Artificial Intelligence has become the trending field in computer science, and people think it will bring about technological advancements comparable to the discovery of electricity. However, the conversation around AI, Machine Learning, and Deep Learning can be quite confusing, with terminology and lingo that can put off everyone interested in dipping their toes in.

So, where to start?

In October 2018, I gave a Masterclass at the Postdoc Centre of the University of Cambridge, UK, very much inspired by this wonderful blog post by Cassie Kozyrkov! At deepMirror, we thought we would share it with you, for a gentle introduction.

Is it Artificial Intelligence, Machine Learning, or Deep Learning? Does it even matter?

The terms Artificial Intelligence, Machine Learning and Deep Learning are now used almost interchangeably, although based on their history they could be arranged hierarchically like in the diagram below (credit to nVidia).

In this post we will have an (embarrassingly short) overview over the technological advancements of the last ~70 years, and we will focus on a more detailed introduction to Deep Learning specifically in our next blog post.

Artificial Intelligence

The field of Artificial Intelligence was established in the mid-fifties. At that time, despite being a set of computer instructions capable of playing chequers (quite well we admit), it was hailed as the key to our civilisation brightest future, although some just saw it as the newest trend to follow to get funding for their research in computer science or companies (does that sound familiar?).

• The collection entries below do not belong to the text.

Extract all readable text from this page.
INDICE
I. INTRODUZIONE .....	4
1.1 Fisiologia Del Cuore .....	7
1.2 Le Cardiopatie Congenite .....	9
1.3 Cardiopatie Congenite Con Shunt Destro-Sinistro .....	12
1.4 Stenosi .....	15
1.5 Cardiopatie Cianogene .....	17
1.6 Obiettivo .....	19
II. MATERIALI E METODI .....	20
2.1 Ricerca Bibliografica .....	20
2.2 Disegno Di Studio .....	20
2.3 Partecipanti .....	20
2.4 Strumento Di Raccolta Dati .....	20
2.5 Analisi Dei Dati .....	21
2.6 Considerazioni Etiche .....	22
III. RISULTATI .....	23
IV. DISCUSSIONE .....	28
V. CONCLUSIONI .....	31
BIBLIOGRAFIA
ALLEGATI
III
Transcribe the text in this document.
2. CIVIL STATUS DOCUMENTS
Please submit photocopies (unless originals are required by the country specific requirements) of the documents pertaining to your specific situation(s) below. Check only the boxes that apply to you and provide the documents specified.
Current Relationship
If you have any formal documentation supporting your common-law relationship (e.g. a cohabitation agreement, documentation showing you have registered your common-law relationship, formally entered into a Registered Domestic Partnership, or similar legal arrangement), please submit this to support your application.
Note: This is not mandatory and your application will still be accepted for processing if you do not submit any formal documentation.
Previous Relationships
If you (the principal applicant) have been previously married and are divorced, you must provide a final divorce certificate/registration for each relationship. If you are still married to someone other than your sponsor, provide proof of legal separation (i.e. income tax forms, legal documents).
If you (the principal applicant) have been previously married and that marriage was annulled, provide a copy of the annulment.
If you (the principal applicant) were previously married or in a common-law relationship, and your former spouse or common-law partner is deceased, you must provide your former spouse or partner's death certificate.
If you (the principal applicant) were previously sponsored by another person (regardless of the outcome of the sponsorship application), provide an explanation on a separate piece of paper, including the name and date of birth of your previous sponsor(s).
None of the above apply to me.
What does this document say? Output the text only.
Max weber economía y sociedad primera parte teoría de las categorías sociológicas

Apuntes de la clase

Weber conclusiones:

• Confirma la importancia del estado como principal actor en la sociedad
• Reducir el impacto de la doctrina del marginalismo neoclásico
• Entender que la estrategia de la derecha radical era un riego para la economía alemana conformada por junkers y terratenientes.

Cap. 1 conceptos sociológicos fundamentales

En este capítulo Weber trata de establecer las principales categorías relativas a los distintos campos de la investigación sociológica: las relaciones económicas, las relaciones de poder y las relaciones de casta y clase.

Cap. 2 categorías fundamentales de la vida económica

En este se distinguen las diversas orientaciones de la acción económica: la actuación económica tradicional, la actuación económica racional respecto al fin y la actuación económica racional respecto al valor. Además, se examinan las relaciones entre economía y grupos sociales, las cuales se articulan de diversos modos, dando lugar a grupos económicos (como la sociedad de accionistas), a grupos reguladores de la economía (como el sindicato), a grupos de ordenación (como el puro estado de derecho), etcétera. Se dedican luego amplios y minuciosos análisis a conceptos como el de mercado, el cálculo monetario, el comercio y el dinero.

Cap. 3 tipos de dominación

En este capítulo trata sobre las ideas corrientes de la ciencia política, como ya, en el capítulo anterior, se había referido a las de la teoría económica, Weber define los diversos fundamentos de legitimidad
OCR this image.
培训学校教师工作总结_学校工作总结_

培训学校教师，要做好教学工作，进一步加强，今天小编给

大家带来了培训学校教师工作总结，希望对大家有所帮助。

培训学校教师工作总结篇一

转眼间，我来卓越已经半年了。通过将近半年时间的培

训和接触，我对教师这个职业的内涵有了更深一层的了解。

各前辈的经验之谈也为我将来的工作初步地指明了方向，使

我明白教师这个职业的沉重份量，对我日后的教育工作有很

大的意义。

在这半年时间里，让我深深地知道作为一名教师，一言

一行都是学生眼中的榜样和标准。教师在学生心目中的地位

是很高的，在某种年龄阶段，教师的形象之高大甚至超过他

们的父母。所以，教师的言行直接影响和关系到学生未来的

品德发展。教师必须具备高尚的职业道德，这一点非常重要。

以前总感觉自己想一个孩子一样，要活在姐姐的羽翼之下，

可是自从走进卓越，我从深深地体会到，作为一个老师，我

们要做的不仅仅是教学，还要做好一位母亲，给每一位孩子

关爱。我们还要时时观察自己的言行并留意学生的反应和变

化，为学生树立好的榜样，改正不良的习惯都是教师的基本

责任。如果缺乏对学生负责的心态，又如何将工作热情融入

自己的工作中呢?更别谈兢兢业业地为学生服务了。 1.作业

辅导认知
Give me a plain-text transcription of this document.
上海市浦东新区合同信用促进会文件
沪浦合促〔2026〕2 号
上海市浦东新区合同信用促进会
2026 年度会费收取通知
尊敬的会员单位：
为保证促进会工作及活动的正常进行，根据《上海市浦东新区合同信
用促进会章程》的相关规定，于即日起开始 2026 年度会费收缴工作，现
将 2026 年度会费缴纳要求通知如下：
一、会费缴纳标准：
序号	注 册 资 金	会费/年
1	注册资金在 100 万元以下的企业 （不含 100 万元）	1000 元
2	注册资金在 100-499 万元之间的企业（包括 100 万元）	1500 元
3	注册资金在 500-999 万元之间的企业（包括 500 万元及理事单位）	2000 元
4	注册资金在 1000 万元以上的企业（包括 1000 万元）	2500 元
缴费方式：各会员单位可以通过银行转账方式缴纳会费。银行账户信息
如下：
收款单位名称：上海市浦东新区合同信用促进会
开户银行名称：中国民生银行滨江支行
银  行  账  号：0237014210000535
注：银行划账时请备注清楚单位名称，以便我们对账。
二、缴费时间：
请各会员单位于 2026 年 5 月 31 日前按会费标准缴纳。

Soon, AI found itself popularised in different media, and often given “human-like” appearance or characteristics. Characters such as C3PO (with quirky personality), the Terminator (with an evil executioner’s vibe), and more recently WALL-E and EVE (the most adorable couple in AI history), were created based on the idea of a general purpose Artificial Intelligence capable of doing any tasks humans can do, and more!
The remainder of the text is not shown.